Capitalized terms used but not defined in this letter have the meanings set forth in the Offering Documents.
We are the holder of record of Common Shares for your account. A deposit of such Common Shares can only be made by us as the holder of record and pursuant to your instructions. The enclosed Letter of Transmittal is furnished to you for your information only and cannot be used by you to deposit Common Shares held by us for your account.
We request instructions as to whether you wish us to deposit any or all of the Common Shares held by us for your account, upon the terms and subject to the conditions set forth in the Offering Documents. Your attention is directed to the following:
- 1.
- The Offer price is Cdn$6.60 per Common Share.
- 2.
- The Offer is being made for all of the issued and outstanding Common Shares.
- 3.
- The Offer will be open for acceptance until 12:00 noon, Toronto time, on July 31, 2007, unless extended or withdrawn.
- 4.
- Depositing Shareholders will not be obligated to pay any brokerage fee or commission to the Depositary or the U.S. Forwarding Agent to accept the Offer.
- 5.
- The Offer is subject to certain conditions, including, without limitation, there being validly deposited under the Offer and not withdrawn, at the Expiry Time, not less than 662/3% of the Common Shares outstanding at the Expiry Time (on a fully-diluted basis, excluding Common Shares held by the Offeror or its affiliates). The conditions of the Offer are set forth in Section 4 of the Offer to Purchase, "Conditions of the Offer". Subject to applicable law, the Offeror reserves the right to withdraw the Offer and not take up and pay for any Common Shares deposited under the Offer unless each of the conditions to the Offer is satisfied or waived by the Offeror prior to the Expiry Time.
The Offer is made solely through the Offering Documents and is not being made to, nor will deposits be accepted from or on behalf of, Shareholders in any jurisdiction in which the making or acceptance of the Offer would not be in compliance with the laws of such jurisdiction.

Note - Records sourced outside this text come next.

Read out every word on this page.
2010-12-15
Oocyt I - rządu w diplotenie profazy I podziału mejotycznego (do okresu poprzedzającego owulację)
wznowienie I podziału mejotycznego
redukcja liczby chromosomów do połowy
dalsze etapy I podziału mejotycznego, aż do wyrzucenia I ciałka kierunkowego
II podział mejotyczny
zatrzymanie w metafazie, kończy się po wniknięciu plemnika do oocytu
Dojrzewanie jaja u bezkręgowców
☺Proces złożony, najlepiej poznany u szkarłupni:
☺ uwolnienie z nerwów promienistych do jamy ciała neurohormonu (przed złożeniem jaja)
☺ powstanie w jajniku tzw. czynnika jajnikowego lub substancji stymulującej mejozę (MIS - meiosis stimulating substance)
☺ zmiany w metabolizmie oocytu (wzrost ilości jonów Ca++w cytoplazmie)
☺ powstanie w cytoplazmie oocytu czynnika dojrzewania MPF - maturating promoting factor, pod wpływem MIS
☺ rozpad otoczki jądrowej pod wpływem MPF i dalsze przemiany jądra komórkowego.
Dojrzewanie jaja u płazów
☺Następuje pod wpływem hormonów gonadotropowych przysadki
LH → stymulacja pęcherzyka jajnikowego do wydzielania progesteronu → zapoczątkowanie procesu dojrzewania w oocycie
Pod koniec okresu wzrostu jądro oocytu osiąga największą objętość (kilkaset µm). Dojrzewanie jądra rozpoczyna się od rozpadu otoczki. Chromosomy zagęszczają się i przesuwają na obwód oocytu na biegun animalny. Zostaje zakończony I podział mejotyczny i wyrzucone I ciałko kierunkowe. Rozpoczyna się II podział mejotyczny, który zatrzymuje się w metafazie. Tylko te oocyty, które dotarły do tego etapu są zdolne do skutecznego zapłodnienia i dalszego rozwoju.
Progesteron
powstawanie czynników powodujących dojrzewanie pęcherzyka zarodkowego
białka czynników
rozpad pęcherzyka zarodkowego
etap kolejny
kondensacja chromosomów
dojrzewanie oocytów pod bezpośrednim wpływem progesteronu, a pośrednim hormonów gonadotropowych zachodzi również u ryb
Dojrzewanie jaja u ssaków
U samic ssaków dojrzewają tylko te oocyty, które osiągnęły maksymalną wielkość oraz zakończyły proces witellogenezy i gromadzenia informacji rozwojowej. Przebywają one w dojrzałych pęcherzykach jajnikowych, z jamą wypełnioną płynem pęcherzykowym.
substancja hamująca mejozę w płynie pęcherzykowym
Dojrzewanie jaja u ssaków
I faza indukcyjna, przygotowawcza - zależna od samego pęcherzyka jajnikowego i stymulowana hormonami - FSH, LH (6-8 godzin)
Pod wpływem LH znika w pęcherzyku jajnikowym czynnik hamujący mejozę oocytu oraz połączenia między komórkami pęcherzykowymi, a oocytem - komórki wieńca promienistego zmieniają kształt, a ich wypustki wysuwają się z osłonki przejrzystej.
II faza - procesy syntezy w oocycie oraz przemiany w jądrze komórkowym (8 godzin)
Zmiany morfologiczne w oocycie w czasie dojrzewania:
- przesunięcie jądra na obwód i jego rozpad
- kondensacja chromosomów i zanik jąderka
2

If you wish to have us deposit any or all of your Common Shares, please so instruct us by completing, executing and returning to us the instruction form accompanying this letter. An envelope to return your instructions to us is also enclosed. If you authorize the deposit of your Common Shares, all such Common Shares will be deposited unless otherwise specified on the reverse side of this letter. Your instructions should be forwarded to us so as to provide us with ample time to submit a deposit on your behalf prior to the Expiry Time.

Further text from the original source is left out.